Perhaps wherever you sit, in a place you love, it works. Here I am, looking out at my field, intimate -- said a classicist friend last night -- and yet, sort of expansive. Things expand: visiting my smallish cabanon a few years ago, Barbara Johnson, now not with us (oh how alas that is) said, this place gets larger as you sit here. It does indeed.
Now I am looking at our mulberry tree, with one branch hanging down, don't know why -- one branch of the fig tree, on the right side, hangs down also. But not sadly.
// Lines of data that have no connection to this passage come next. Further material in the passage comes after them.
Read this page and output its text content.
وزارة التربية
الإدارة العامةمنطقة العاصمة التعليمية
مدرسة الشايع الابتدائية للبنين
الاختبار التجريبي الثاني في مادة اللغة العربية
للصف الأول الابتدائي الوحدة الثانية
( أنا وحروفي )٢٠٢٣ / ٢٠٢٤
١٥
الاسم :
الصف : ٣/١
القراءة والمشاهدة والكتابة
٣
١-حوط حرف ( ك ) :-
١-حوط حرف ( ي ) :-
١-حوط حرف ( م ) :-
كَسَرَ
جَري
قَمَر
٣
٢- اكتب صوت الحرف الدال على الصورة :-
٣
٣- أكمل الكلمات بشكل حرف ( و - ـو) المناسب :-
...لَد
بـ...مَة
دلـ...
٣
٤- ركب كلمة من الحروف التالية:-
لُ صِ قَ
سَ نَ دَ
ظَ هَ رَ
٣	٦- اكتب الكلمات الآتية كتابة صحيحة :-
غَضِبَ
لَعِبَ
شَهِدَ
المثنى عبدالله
Today we walked out into the field, unarmed with gardening gloves, and tried all the same to pull out the offending creeping vines from the trees -- coming blackberries shot their thorns into us, but we will have gone back to New York when they are ripe.
Some nearby dove is cooing -- horrible word, yet the sound is nice.
So many friends coming up the hill, to see us or our neighbors. Our path is unmarked, no driveway, no anything, I have to hang out a scarf for anyone who hasn't been here, hasn't walked up our high stone steps to sit in our field. Folkloric, to be sure.
Our olive tree is unhappy since we moved it, refuses to grow -- last night the classicist poured a libation of the fresh and fruity dry wine from the Domaine d'Urban at Beaumes de Venise, and recited a bit of Virgil, as he had before, perhaps ten years ago, when the olive tree was in its rightful place, right in front of my writing table. I had an olive grove long ago, and then one winter, someone stole the central trunk, the motte from which everything grows; no more olive grove, but I remember it. The olive is a jealous tree, said Rene Char when he came to see us, and I then removed the larger trees around it. They have returned, to replace the olive grove.